Desordem neurológica provoca movimentos involuntários em partes do corpo e atinge 65 mil pessoas no Brasil
As vantagens do uso de Cannabis medicinal no tratamento de dores e inflamações já são amplamente conhecidas. Agora, um novo estudo indica que a substância pode ser usada também em pacientes com distonia, doença neurológica que provoca movimentos involuntários em partes do corpo e atinge cerca de 65 mil brasileiros.
Pouco conhecida do grande público, a distonia é a terceira desordem de movimento mais comum no mundo, ficando apenas atrás da doença de Parkinson e dos tremores essenciais. A dificuldade do diagnóstico contribui para que seja ignorada por grande parte da sociedade — isso porque apenas em um 1/3 dos diagnósticos é possível reconhecer algum fator desencadeante; no restante, a causa continua sendo uma incógnita.
Um caso notório de distonia é do maestro João Carlos Martins, que percebeu os primeiros sintomas aos 13 anos de idade, mas só veio a ter um parecer definitivo anos mais tarde, aos 18. Seu diagnóstico é de distonia focal, que afeta uma parte específica do corpo — no caso do maestro, as mãos.
A distonia ainda pode se manifestar como segmentar (em duas ou mais partes próximas do corpo), multifocal (duas ou mais partes do corpo que não são próximas), hemidistonia (um lado do corpo) e generalizada (acometendo o tronco e pelo menos mais duas partes do corpo). Qualquer área do corpo é vulnerável à distonia — mãos, pernas, olhos, cordas vocais —, e, em casos raros, a doença pode progredir até deixar o indivíduo imobilizado.
Novo estudo indica possível tratamento
Apresentado no Congresso Internacional Virtual da Sociedade de Doença de Parkinson e Desordem de Movimento, em 2021, o novo estudo conduzido por pesquisadores da Universidade de Tel-Aviv indica que adultos com distonia que utilizam fitocanabinoides experimentaram uma melhoria significativa em dores e sintomas associados à desordem.
Os benefícios são possíveis graças à interação da Cannabis medicinal com a glândula basal, localizada na base do cérebro. Com a ativação dos receptores canabinoides, a glândula passa a produzir ácido gama-aminobutírico, neurotransmissor conhecido na literatura científica pela sigla em inglês GABA, e responsável por bloquear impulsos entre células nervosas e o cérebro.
Vinte e três pessoas participaram do estudo, entre elas 12 homens e 11 mulheres. Os pacientes tinham idade média de 52,7 anos, e 9 tinham distonia generalizada; 6 distonia focal; 5 distonia segmentar; 2 hemidistonia; e 1 distonia multifocal. Seis dos participantes tinham distonia decorrente da doença de Parkinson, 4 por fatores monogenéticos, e 13 por causas desconhecidas.
Melhoria de qualidade de vida e alívio da dor
Na média, os pacientes já realizavam tratamento com Cannabis medicinal pelo período de 1 a 2,5 anos, fazendo uso de compostos de tetrahidrocannabinol (THC) e cannabidiol (CBD).
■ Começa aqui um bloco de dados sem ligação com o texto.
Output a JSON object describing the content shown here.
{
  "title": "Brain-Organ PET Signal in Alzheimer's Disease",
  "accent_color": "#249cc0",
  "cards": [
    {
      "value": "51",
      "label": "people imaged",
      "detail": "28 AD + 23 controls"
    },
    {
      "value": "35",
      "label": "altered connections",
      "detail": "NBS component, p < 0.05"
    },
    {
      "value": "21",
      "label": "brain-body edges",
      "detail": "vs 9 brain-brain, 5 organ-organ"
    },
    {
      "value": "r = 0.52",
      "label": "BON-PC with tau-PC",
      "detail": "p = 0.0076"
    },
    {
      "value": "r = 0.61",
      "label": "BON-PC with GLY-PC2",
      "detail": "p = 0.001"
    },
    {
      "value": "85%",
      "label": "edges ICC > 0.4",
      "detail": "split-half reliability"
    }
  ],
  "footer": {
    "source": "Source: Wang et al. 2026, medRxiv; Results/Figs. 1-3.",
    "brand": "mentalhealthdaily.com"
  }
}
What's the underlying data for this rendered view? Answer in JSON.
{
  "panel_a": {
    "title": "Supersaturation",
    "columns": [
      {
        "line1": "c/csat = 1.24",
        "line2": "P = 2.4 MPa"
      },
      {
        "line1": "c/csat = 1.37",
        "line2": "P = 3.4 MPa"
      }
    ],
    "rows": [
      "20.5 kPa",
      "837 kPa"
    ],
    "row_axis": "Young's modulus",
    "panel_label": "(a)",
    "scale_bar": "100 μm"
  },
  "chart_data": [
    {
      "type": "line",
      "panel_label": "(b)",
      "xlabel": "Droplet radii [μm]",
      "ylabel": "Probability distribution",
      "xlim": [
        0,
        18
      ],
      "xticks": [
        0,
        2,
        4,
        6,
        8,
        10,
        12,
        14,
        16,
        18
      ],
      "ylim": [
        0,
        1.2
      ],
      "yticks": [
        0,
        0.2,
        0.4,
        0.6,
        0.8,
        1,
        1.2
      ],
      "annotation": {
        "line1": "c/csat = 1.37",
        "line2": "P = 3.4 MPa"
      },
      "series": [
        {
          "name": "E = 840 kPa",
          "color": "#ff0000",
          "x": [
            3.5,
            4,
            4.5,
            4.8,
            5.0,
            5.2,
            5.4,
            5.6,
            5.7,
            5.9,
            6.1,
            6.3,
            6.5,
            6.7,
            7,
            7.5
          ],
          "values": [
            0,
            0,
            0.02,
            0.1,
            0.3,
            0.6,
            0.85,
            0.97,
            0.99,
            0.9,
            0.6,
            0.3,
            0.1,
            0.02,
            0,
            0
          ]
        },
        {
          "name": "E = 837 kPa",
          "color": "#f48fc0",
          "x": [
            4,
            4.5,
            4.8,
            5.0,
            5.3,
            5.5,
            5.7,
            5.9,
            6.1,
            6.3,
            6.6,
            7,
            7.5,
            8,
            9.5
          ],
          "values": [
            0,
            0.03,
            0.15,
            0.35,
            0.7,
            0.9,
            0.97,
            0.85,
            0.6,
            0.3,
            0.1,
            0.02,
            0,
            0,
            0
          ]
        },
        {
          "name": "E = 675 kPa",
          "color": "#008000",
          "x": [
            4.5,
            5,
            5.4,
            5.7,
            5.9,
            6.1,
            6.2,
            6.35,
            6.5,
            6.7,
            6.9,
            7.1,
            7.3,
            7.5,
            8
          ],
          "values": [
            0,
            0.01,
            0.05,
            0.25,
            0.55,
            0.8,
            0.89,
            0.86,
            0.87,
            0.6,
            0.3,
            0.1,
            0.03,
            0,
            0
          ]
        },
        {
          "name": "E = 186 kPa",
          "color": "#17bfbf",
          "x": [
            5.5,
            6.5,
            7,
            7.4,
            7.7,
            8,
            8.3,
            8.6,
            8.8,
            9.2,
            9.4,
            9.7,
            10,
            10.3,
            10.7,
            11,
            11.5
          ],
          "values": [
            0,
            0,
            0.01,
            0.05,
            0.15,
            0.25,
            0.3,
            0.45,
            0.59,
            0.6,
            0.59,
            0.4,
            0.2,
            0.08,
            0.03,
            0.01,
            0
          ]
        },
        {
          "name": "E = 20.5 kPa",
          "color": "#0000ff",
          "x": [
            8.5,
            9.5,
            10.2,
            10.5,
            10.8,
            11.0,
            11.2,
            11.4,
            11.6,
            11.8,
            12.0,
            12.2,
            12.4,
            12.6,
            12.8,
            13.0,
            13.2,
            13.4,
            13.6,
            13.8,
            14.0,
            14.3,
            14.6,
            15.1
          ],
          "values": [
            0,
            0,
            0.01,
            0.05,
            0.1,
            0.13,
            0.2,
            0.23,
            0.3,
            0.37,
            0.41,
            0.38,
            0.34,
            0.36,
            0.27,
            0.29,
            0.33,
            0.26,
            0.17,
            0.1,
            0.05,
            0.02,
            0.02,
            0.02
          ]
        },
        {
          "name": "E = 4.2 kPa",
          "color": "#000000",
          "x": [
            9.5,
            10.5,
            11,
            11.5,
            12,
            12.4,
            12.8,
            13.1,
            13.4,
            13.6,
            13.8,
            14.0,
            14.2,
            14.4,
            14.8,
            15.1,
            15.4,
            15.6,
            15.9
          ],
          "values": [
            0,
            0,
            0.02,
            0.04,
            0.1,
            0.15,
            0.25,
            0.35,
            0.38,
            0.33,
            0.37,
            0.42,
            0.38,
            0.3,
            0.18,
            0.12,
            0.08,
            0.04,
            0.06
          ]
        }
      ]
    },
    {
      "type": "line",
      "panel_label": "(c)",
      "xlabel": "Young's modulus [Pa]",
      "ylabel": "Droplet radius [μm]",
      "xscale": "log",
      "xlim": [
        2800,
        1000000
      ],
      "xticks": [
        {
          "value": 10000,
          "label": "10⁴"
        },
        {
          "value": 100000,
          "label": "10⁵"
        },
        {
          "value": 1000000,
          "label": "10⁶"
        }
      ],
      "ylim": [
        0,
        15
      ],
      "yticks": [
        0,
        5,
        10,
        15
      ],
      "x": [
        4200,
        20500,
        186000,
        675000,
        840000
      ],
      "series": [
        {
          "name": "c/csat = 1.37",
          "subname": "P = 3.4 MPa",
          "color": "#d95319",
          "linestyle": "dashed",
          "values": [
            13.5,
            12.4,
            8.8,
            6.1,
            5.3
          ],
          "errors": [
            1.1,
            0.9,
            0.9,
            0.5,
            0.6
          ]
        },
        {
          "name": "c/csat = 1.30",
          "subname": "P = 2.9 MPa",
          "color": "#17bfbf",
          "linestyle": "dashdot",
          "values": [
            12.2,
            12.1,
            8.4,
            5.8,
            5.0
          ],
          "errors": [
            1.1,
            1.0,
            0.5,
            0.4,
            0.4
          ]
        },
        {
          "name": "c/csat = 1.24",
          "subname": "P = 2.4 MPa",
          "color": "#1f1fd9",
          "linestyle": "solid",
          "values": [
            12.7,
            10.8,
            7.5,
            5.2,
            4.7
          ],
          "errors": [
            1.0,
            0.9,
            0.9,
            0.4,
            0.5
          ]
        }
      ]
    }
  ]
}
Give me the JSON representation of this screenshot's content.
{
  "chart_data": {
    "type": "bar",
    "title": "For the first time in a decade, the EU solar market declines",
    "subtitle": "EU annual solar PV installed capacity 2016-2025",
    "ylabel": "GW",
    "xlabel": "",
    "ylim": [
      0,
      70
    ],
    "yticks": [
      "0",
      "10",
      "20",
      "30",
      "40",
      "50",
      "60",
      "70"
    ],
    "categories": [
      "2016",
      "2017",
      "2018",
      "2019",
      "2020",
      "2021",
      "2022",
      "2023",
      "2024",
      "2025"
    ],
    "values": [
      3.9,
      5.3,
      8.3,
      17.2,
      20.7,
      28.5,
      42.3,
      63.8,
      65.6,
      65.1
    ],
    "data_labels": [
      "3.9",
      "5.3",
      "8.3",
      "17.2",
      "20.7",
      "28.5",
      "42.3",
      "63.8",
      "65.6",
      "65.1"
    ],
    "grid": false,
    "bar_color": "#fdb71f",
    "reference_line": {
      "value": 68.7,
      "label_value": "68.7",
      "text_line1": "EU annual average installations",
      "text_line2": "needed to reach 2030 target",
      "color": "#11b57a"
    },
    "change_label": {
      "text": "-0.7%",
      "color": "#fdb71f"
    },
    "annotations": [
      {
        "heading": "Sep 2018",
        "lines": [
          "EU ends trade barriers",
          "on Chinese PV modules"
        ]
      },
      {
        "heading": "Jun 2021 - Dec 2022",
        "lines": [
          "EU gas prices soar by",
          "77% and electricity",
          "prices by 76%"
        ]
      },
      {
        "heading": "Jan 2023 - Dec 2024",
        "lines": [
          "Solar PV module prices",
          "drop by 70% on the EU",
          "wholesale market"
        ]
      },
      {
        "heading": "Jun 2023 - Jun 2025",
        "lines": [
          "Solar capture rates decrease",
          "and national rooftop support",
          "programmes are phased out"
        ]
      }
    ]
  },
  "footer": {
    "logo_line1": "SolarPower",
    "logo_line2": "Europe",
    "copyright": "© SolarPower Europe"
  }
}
Os pacientes ainda afirmaram fazer uso das substâncias na forma de consumo de óleo, fumando a flor da Cannabis seca, ou ambos.
Na avaliação dos próprios pacientes, em uma escala de 1 até 5, os benefícios gerais do uso de fitocanabinoides atingiam a nota de 3,5/5. A efetividade do uso para tratamento de dor recebeu nota 3,7/5; e, no quesito qualidade de vida, 3,6/5. Pesquisadores notaram que substâncias com maiores quantidades de THC e o uso de flores de Cannabis (em comparação ao óleo) tiveram melhor avaliação dos pacientes.
O efeito negativo mais comum relatado pelos pacientes é boca seca, com 65% de menções. Outros efeitos significativos, mas menos prevalecentes, são piora no humor (descrito por 3 pacientes), ansiedade e alucinações (para apenas 1 paciente).
De acordo com o relatório final dos pesquisadores: “CM (Cannabis medicinal) parece mitigar a atividade muscular distônica e a dor relacionada. Os efeitos colaterais psiquiátricos do tratamento com CM devem ser monitorados especialmente após o início do tratamento. Um recorte maior deve ser investigado para determinar a eficácia da CM, mecanismo de ação, doses ideais e a melhor relação THC/CBD para o tratamento da distonia.”